Additions to the program this year include a new teacher, a new volunteer project and a new menu at the DECA store


Courtesy of Antyush Bollini

DECA volunteers work to organize goods at Mary’s Place.

Maya Holt, Web Editor-in-Chief

In the past, DECA students have competed in events geared specifically towards business, such as “Principles of Finance” and “Advertising Campaign.” This year, however, the chapter will be branching out from these more traditional events by competing in the “Community Service Project” (CSP) for the first time. As part of this, the chapter has begun to send members to volunteer at the Mary’s Place, a new homeless shelter in Kenmore, and the Northshore Senior Center.

DECA teacher Matt Pakinas, who is new to Inglemoor this year after teaching DECA in Wenatchee, said implementing the volunteer program was a good way to support an important pillar of the curriculum.

“You have multiple components to the DECA program and community service is one of those — establishing that mindset of giving back to the community,” Pakinas said.

Junior Stefan de Villiers, the chapter’s Vice President of Community Service, has been the primary figure putting together the volunteer efforts. His main goal for the program is to get as many DECA students involved as possible.

“We’d like to get 100 percent participation by the end of the year. That’s something you rarely see in other CSP events,” de Villiers said. “We’re also aiming to have about 200 hours total of volunteer service because that shows that our volunteers really contributed their time.”

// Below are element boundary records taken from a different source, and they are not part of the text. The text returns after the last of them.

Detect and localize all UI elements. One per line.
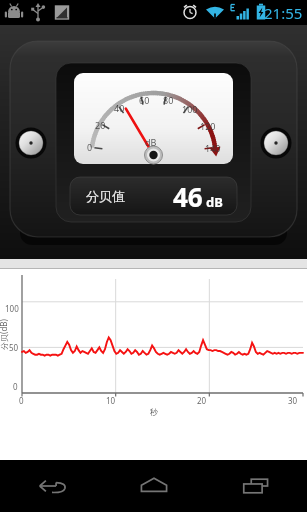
staticText: 40 bbox=[114, 102, 125, 114]
staticText: 0 bbox=[19, 395, 24, 406]
staticText: 0 bbox=[13, 381, 18, 392]
button[interactable]: Decibel history chart bbox=[0, 259, 307, 460]
staticText: 20 bbox=[95, 119, 106, 131]
button[interactable]: Sound level meter bbox=[0, 25, 307, 259]
button[interactable]: Recent apps bbox=[205, 460, 307, 512]
staticText: dB bbox=[206, 193, 223, 211]
staticText: 秒 bbox=[150, 407, 158, 417]
staticText: 分贝值 bbox=[86, 188, 125, 204]
staticText: 46 bbox=[173, 179, 203, 214]
staticText: 60 bbox=[139, 94, 150, 106]
staticText: 10 bbox=[106, 395, 116, 406]
staticText: 80 bbox=[163, 94, 174, 106]
button[interactable]: Home bbox=[103, 460, 205, 512]
staticText: 120 bbox=[200, 120, 216, 132]
staticText: 30 bbox=[288, 395, 298, 406]
staticText: 140 bbox=[205, 142, 221, 154]
staticText: 0 bbox=[87, 141, 93, 153]
button[interactable]: Back bbox=[0, 460, 103, 512]
staticText: 50 bbox=[9, 342, 19, 353]
staticText: dB bbox=[145, 136, 157, 148]
staticText: 21:55 bbox=[264, 3, 303, 23]
staticText: 20 bbox=[197, 395, 207, 406]
staticText: 分贝(dB) bbox=[0, 319, 9, 350]
staticText: 100 bbox=[5, 303, 19, 314]
staticText: 100 bbox=[182, 103, 198, 115]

At Mary’s Place, volunteers have so far helped to set up the shelter’s new Northshore facility, which opened just last month, as well as provided supervision for children there after school. Meanwhile, at the senior center volunteers have helped with chores such as washing the vans and raking leaves.

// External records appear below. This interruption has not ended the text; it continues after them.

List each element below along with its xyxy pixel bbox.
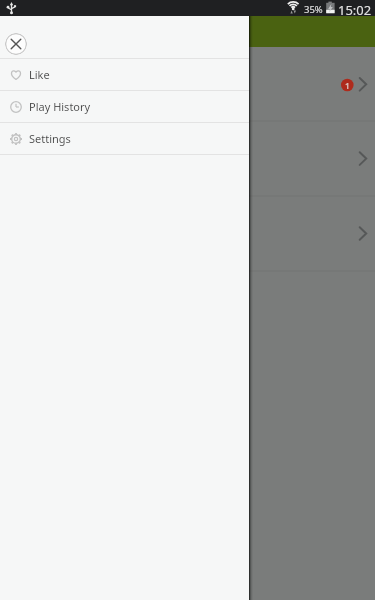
button[interactable]: Settings — [0, 123, 249, 154]
button[interactable] — [249, 16, 375, 600]
staticText: 35% — [304, 3, 323, 16]
button[interactable] — [0, 121, 375, 196]
button[interactable] — [0, 196, 375, 271]
staticText: Like — [29, 67, 50, 82]
staticText: Play History — [29, 99, 91, 114]
staticText: Settings — [29, 131, 71, 146]
button[interactable] — [5, 33, 27, 55]
button[interactable]: Play History — [0, 91, 249, 122]
button[interactable] — [0, 47, 375, 121]
staticText: 1 — [345, 80, 350, 91]
button[interactable]: Like — [0, 59, 249, 90]
staticText: 15:02 — [338, 1, 372, 19]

“I think a lot of the work we’re doing is kind of behind the scenes, to help the people to run the place more efficiently and give back to our community,” junior Jaeden Burdge said. She said that while the program has been off to “a bit of a slow start” she thinks it will start picking up speed soon.

Because this is the first year that DECA will be participating in CSE, de Villiers said that the service project will be limited to students enrolled in DECA. If the program is successful, though, he said that there may be volunteer opportunities for the rest of the student body in coming years.

For now, the chapter is concentrating on the positive impact that they’ve already had on the community organizations.  

“They’re just very grateful,” de Villiars said. “It feels good to get our chapter more involved in the community.”